# Steam Tug Harold Brown



## awateah2 (Feb 12, 2005)

Originally owned by Shoreham Harbour Trustees, Coal burning harbour tug. Last seen in the Swanwick in the 1990's area and believed converted to a motor tug. Anyone have any info ?


----------



## robandbarbara (Jul 29, 2005)

*Harold Brown.*

According to the April (07) Edition of the World Ship Society Small Craft Journal, the Harold Brown became a houseboat (where I am not sure) but has been renamed from Harold Brown to ' 332 A ' and it is at 14 Pettinger Gardens, where.

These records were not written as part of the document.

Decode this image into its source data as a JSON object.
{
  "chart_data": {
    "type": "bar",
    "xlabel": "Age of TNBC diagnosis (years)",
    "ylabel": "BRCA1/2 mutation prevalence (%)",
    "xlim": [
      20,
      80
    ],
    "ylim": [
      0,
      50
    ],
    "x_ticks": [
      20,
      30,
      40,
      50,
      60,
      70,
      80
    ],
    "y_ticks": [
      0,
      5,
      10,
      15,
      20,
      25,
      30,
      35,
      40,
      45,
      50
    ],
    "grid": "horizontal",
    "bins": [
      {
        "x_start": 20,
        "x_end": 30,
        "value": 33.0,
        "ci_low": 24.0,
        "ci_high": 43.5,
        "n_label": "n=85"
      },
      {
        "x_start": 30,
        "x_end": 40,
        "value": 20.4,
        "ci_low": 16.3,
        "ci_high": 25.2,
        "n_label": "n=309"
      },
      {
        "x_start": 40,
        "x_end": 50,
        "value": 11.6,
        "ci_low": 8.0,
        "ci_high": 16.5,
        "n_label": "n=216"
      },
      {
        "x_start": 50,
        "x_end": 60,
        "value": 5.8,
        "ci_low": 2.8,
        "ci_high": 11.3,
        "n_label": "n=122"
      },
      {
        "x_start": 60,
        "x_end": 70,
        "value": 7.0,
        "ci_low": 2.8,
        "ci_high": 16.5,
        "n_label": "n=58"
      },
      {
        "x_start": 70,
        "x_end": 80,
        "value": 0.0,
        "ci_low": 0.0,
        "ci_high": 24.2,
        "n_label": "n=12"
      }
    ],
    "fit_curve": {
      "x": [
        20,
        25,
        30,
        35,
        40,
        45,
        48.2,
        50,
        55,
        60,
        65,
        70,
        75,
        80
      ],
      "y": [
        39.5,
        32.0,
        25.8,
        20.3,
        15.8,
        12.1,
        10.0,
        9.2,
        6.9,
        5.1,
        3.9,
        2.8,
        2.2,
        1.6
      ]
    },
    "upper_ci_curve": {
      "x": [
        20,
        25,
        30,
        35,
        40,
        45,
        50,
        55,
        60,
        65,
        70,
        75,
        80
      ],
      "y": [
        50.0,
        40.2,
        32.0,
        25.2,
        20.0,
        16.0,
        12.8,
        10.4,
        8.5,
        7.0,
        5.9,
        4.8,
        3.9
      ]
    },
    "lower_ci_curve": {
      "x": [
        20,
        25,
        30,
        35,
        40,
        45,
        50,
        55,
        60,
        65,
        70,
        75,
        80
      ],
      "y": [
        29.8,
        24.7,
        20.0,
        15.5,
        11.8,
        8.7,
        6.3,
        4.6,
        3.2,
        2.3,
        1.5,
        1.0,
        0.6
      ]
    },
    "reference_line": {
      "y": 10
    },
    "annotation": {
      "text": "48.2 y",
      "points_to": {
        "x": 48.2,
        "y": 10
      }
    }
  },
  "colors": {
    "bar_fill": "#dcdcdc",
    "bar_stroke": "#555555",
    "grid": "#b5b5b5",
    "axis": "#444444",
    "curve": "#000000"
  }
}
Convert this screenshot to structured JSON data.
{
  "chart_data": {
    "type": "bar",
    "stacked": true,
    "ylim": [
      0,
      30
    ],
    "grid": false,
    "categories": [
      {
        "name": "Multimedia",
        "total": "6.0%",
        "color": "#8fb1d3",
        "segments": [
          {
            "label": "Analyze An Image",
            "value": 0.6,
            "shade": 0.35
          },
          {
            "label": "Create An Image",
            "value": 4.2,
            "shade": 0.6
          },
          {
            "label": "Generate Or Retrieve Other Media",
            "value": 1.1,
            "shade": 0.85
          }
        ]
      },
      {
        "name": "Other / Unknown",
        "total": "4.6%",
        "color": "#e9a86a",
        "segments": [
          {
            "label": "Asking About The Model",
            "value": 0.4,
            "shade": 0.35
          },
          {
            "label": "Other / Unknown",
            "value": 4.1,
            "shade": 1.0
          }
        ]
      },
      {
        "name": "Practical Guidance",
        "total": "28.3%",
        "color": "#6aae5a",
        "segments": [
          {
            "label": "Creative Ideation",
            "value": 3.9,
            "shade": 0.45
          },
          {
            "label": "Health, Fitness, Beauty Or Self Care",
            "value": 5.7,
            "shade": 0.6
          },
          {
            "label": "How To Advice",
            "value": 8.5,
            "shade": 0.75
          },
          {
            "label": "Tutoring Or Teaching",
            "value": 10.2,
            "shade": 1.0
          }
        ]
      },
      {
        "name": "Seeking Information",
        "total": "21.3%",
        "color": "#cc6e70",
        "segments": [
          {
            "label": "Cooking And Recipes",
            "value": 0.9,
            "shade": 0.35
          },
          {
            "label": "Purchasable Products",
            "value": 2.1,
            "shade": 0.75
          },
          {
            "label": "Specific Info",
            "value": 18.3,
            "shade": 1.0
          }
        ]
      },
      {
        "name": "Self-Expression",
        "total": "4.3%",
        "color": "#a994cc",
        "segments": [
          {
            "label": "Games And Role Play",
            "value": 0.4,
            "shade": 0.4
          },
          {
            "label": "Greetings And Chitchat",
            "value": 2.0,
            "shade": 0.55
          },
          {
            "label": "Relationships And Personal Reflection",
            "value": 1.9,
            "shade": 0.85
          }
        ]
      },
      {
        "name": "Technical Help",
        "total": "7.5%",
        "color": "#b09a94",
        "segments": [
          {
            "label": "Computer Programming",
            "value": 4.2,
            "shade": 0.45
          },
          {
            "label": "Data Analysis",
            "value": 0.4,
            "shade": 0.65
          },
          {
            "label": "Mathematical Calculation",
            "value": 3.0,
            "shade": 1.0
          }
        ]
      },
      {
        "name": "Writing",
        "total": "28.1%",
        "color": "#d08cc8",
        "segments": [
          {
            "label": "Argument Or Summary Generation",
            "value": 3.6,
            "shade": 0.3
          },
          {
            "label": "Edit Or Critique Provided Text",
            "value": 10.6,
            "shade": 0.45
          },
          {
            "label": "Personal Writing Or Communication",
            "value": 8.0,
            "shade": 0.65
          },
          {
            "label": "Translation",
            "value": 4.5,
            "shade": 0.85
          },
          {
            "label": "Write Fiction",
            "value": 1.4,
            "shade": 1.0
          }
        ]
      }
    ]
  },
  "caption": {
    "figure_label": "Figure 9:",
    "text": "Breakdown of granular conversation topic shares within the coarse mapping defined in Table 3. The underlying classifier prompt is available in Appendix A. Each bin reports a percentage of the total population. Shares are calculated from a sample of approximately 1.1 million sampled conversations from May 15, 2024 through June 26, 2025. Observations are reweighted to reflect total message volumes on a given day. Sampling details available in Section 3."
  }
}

I know not.


----------



## gdynia (Nov 3, 2005)

Pettinger Gardens could be Southampton


----------



## awateah2 (Feb 12, 2005)

Many Thanks for the info, a picture would be nice but unlikely, any details on builders etc ?


----------



## dan.angus (May 17, 2007)

*From the engine room of the Harold Brown!!*

Hi all,

Just come across these forums in my quest for information on my home - the former steam tug, now very comfortable houseboat formerly known as 'Harold Brown'. She is moored on the river Itchen in Southampton in a dedicated houseboat yard, and although she has clearly seen better days, she is essentially in good health. The engine was sadly removed some time ago, and is rumoured to be on display in a museum, possibly in Birmingham. Our hull is sound and currently patched with red oxide prior to an annual repaint in black. The wheelhouse remains an original and beautiful feature of this most characterful of boats, although in general, the conversion to houseboat has been undertaken without great sympathy or dignity. Most importantly though, she has found safe harbour and a real use and I hope she will long outlast my young family! If people have further interest, I will dig out my paperwork with builders names/places/dates etc. - Holland, 1928, originally named 'Woelwater' from memory. I would also appreciate any further information anyone has, and any questions/discussions on this wonderful craft. How do I post pics?? Kind regards, Dan.


----------



## Coastie (Aug 24, 2005)

Hi Dan.
Good to have you aboard. Welcome to this wonderful website and what a coincidence!
To post piccies, go to our gallery and follow the links from there.


----------



## dan.angus (May 17, 2007)

Hi and thanks for the welcome. Have now uploaded a couple of pics to the gallery. Dan.


----------



## gdynia (Nov 3, 2005)

Not sure if same vessel but try this webpage

http://www.motorsleepboot.nl/galerij/sleepboten/f-woelwater.htm


----------



## scorcher (Jul 2, 2007)

Here is a small photo from Ian Allan's British Tugs of 1957. Credit to G.A.Osbon.


----------